EMPORIA, Kan. (KSNT) – A Flint Hills Techincal College nursing student who is suing the school after being mandated to receive a COVID-19 vaccine was in court Tuesday claiming her religious beliefs were being violated.
Judge W. Lee Fowler ordered the technical college to give Ellis “incompletes” for her clinical trials, instead of failing grades. Ellis could not do her clinical trials until she is vaccinated.
”I’m glad to see how it turned out. I feel like all the hard work was worth it and hopefully, we reach a compromise,“ Ellis told KSNT.
Ellis said she hopes a settlement could be reached that would allow her to graduate nursing school.
“We don’t have exemptions at the tech college,” said Kim McNeese, director of nursing at Flint Hills Technical College (FHTC).
McNeese was testifying in the lawsuit brought against Flint Hills Technical College by nursing student, Molly Ellis, who wants an exemption to the COVID-19 vaccine mandate under the Kansas Preservation of Religious Freedom Act.
According to court records, Molly Ellis filed the lawsuit under the Kansas Preservation of Religious Freedom Act on Feb. 2. The brief states that Ellis is continuing to follow her religious convictions and refuses to be injected with vaccines created from “the use of aborted babies’ fetal tissue.”
According to the University of Nebraska Medical Center, the COVID-19 vaccine does not contain aborted fetal cells.
McNeese testified FHTC gives every nursing student a handbook that is reviewed “extensively.”
Ellis’s Johnson County lawyer, Linus Baker, argued that when the nursing student signed the handbook the COVID-19 vaccine was not a requirement.
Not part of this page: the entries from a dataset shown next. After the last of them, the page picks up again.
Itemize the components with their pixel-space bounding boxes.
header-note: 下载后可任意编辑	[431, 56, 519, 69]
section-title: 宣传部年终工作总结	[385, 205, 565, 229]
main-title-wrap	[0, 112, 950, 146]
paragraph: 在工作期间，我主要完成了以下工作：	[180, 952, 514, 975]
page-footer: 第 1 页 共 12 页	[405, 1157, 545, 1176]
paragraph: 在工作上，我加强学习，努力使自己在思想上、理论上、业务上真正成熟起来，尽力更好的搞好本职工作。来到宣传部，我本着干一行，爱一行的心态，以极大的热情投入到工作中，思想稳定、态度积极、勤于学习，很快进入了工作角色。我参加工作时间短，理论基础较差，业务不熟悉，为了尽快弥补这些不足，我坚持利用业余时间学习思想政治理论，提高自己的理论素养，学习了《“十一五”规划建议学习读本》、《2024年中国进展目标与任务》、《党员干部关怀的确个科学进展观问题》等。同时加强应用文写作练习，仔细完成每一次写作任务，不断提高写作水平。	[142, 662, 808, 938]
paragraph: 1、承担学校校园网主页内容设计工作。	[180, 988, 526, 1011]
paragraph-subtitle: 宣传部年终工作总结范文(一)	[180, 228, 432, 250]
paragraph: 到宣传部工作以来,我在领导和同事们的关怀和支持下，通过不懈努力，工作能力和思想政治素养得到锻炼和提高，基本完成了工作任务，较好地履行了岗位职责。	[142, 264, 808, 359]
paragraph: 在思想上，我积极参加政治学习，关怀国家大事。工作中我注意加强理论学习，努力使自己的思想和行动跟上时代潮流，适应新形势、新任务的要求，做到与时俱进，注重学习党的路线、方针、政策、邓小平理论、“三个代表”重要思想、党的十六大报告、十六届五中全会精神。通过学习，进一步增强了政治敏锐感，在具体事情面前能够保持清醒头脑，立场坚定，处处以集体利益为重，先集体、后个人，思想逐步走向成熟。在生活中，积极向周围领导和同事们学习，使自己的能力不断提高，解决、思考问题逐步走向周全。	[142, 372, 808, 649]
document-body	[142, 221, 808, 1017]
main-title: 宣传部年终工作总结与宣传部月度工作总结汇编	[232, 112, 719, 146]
Ellis began the nursing program in August of 2021 and planned to graduate in May of 2022 after completing her clinical trials. However, on Jan. 1, 2022, Flint Hills modified its Student Handbook to require COVID-19 vaccinations for nursing students doing clinical trials.
“Without compliance, we don’t have a clinical partner,” McNeese told the court.
Presbyterian Manor and Newman Regional Health have contracted with FHTC for clinical training. McNeese told the court that a religious exemption would be up to Newman Hospital or Presbyterian Manor, not FHTC.
FHTC has four clinical partners, all of which require a COVID-19 vaccination to do clinicals.
Ellis has asked if she could do simulation instead of clinicals, McNeese told the court some part of the clinical must be done with one of the clinical partners.
When asked by FHTC attorneys if accommodations could be made to find another clinical partner, McNeese testified it could “take weeks to months” to find another facility that was not governed by vaccination requirements.
Judge W. Lee Fowler, who is handling the case, said that time was of the essence with this matter. He further remarked that he does not want Ellis to have to change her religious beliefs and wants to try to find accommodations.